Mike Hill

Mike began painting as a child. His mother would give him pictures to copy, not trace. She would draw wedding cakes, high heel shoes, couples dancing and never a car or truck. She had been a commercial artist in San Francisco in the thirties and never stopped encouraging him to stay in the arts. Mike attended San Francisco Art Institute (California School of Fine Arts) one of the oldest and finest art schools in America. It was during the early sixties that he knew that what had been an avocation would someday become a vocation. Eight more years of college allowed him to pursue the art of dentistry. Now with a passion for the arts and a renewed passion for realism and detail, he returned to his first love, the arts.
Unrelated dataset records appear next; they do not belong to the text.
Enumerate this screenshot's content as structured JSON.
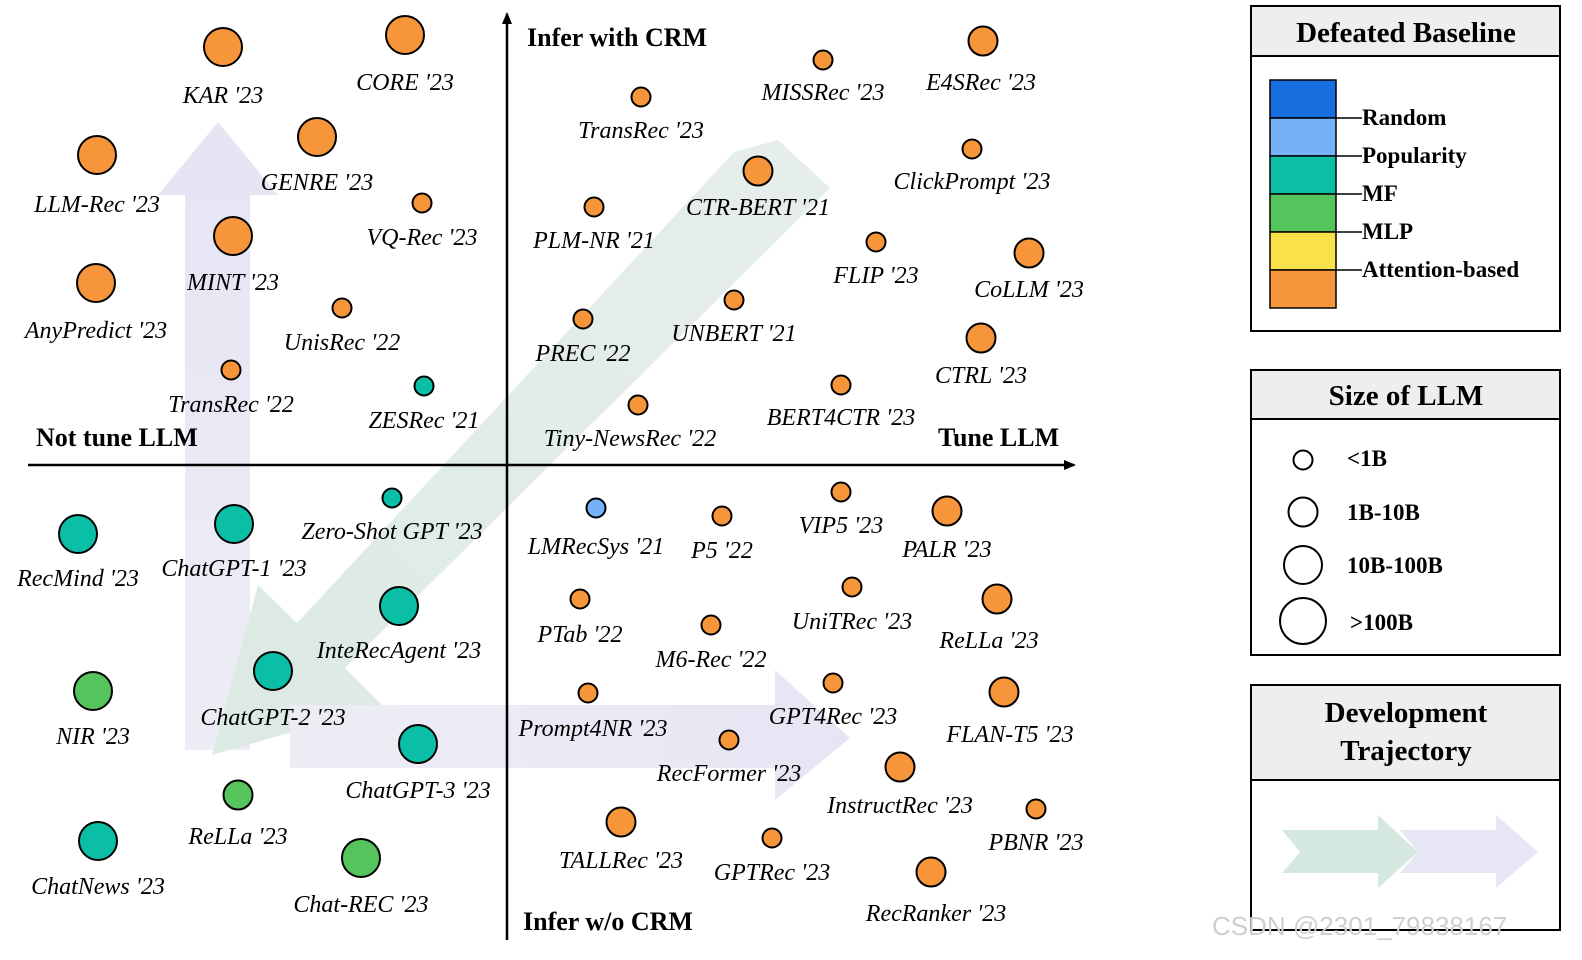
{
  "axes": {
    "top": "Infer with CRM",
    "bottom": "Infer w/o CRM",
    "left": "Not tune LLM",
    "right": "Tune LLM"
  },
  "models": [
    {
      "name": "KAR '23",
      "size": "10B-100B",
      "color": "attention"
    },
    {
      "name": "CORE '23",
      "size": "10B-100B",
      "color": "attention"
    },
    {
      "name": "LLM-Rec '23",
      "size": "10B-100B",
      "color": "attention"
    },
    {
      "name": "GENRE '23",
      "size": "10B-100B",
      "color": "attention"
    },
    {
      "name": "VQ-Rec '23",
      "size": "<1B",
      "color": "attention"
    },
    {
      "name": "MINT '23",
      "size": "10B-100B",
      "color": "attention"
    },
    {
      "name": "AnyPredict '23",
      "size": "10B-100B",
      "color": "attention"
    },
    {
      "name": "UnisRec '22",
      "size": "<1B",
      "color": "attention"
    },
    {
      "name": "TransRec '22",
      "size": "<1B",
      "color": "attention"
    },
    {
      "name": "ZESRec '21",
      "size": "<1B",
      "color": "mf"
    },
    {
      "name": "TransRec '23",
      "size": "<1B",
      "color": "attention"
    },
    {
      "name": "MISSRec '23",
      "size": "<1B",
      "color": "attention"
    },
    {
      "name": "E4SRec '23",
      "size": "1B-10B",
      "color": "attention"
    },
    {
      "name": "ClickPrompt '23",
      "size": "<1B",
      "color": "attention"
    },
    {
      "name": "CTR-BERT '21",
      "size": "1B-10B",
      "color": "attention"
    },
    {
      "name": "PLM-NR '21",
      "size": "<1B",
      "color": "attention"
    },
    {
      "name": "FLIP '23",
      "size": "<1B",
      "color": "attention"
    },
    {
      "name": "CoLLM '23",
      "size": "1B-10B",
      "color": "attention"
    },
    {
      "name": "UNBERT '21",
      "size": "<1B",
      "color": "attention"
    },
    {
      "name": "PREC '22",
      "size": "<1B",
      "color": "attention"
    },
    {
      "name": "CTRL '23",
      "size": "1B-10B",
      "color": "attention"
    },
    {
      "name": "BERT4CTR '23",
      "size": "<1B",
      "color": "attention"
    },
    {
      "name": "Tiny-NewsRec '22",
      "size": "<1B",
      "color": "attention"
    },
    {
      "name": "RecMind '23",
      "size": "10B-100B",
      "color": "mf"
    },
    {
      "name": "ChatGPT-1 '23",
      "size": "10B-100B",
      "color": "mf"
    },
    {
      "name": "Zero-Shot GPT '23",
      "size": "<1B",
      "color": "mf"
    },
    {
      "name": "InteRecAgent '23",
      "size": "10B-100B",
      "color": "mf"
    },
    {
      "name": "ChatGPT-2 '23",
      "size": "10B-100B",
      "color": "mf"
    },
    {
      "name": "NIR '23",
      "size": "10B-100B",
      "color": "mlp"
    },
    {
      "name": "ChatGPT-3 '23",
      "size": "10B-100B",
      "color": "mf"
    },
    {
      "name": "ReLLa '23",
      "size": "1B-10B",
      "color": "mlp"
    },
    {
      "name": "ChatNews '23",
      "size": "10B-100B",
      "color": "mf"
    },
    {
      "name": "Chat-REC '23",
      "size": "10B-100B",
      "color": "mlp"
    },
    {
      "name": "LMRecSys '21",
      "size": "<1B",
      "color": "popularity"
    },
    {
      "name": "P5 '22",
      "size": "<1B",
      "color": "attention"
    },
    {
      "name": "VIP5 '23",
      "size": "<1B",
      "color": "attention"
    },
    {
      "name": "PALR '23",
      "size": "1B-10B",
      "color": "attention"
    },
    {
      "name": "PTab '22",
      "size": "<1B",
      "color": "attention"
    },
    {
      "name": "UniTRec '23",
      "size": "<1B",
      "color": "attention"
    },
    {
      "name": "ReLLa '23",
      "size": "1B-10B",
      "color": "attention"
    },
    {
      "name": "M6-Rec '22",
      "size": "<1B",
      "color": "attention"
    },
    {
      "name": "Prompt4NR '23",
      "size": "<1B",
      "color": "attention"
    },
    {
      "name": "GPT4Rec '23",
      "size": "<1B",
      "color": "attention"
    },
    {
      "name": "FLAN-T5 '23",
      "size": "1B-10B",
      "color": "attention"
    },
    {
      "name": "RecFormer '23",
      "size": "<1B",
      "color": "attention"
    },
    {
      "name": "InstructRec '23",
      "size": "1B-10B",
      "color": "attention"
    },
    {
      "name": "PBNR '23",
      "size": "<1B",
      "color": "attention"
    },
    {
      "name": "TALLRec '23",
      "size": "1B-10B",
      "color": "attention"
    },
    {
      "name": "GPTRec '23",
      "size": "<1B",
      "color": "attention"
    },
    {
      "name": "RecRanker '23",
      "size": "1B-10B",
      "color": "attention"
    }
  ],
  "legend": {
    "defeated": {
      "title": "Defeated Baseline",
      "items": [
        {
          "label": "Random",
          "key": "random",
          "color": "#1a6fe0"
        },
        {
          "label": "Popularity",
          "key": "popularity",
          "color": "#74b1f7"
        },
        {
          "label": "MF",
          "key": "mf",
          "color": "#0bbfa7"
        },
        {
          "label": "MLP",
          "key": "mlp",
          "color": "#55c45d"
        },
        {
          "label": "Attention-based",
          "key": "attention",
          "color": "#f9e14a"
        }
      ],
      "extra_color": "#f7953a"
    },
    "size": {
      "title": "Size of LLM",
      "items": [
        "<1B",
        "1B-10B",
        "10B-100B",
        ">100B"
      ]
    },
    "trajectory": {
      "title_line1": "Development",
      "title_line2": "Trajectory"
    }
  },
  "colors": {
    "attention": "#f7953a",
    "mf": "#0bbfa7",
    "mlp": "#55c45d",
    "popularity": "#74b1f7",
    "random": "#1a6fe0"
  },
  "watermark": "CSDN @2301_79838167"
}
Today his work can best be described as “Realism With An Attitude.” “I love the ability to enhance what I see with an emphasis on color and light. You will see colors that might not be so vivid in real life, contrasts that will be more pronounced, and people or things added that might tell a better story. I do appear in some of my paintings, not as a gimmick, but because many times I feel like I am part of the scene. Some of my favorite subjects are automobiles, buildings, special flowers and special people. As an artist you can see the nuances and the nostalgia that a scene might bring. You see under around and through the subjects, and you love the absence as well as the presence of objects. Life is precious and even more precious when you can recreate it on paper.”
Mike Hill’s work is in numerous personal, corporate and government collections. His work has been published in “Splash, The Best of Watercolor” in three different editions. And now in “Best of America Watercolor.” Artist’s Magazine dedicated a page to his work in the upcoming March 2012 issue. A mural by Hill is the backdrop in the Gresham, Oregon Council Chambers. He has a “Platinum” award from the Watercolor Society of Oregon for being juried into over 25 statewide shows, and he has signature membership in the Northwest Watercolor Society. “Ain’t She A Duesy” is about a contrast of austerity and elegance after the start of the depression. Plain, simple styled dresses as shown with the window manikins and a 1932 Duesenberg, probably the greatest of America’s automobiles.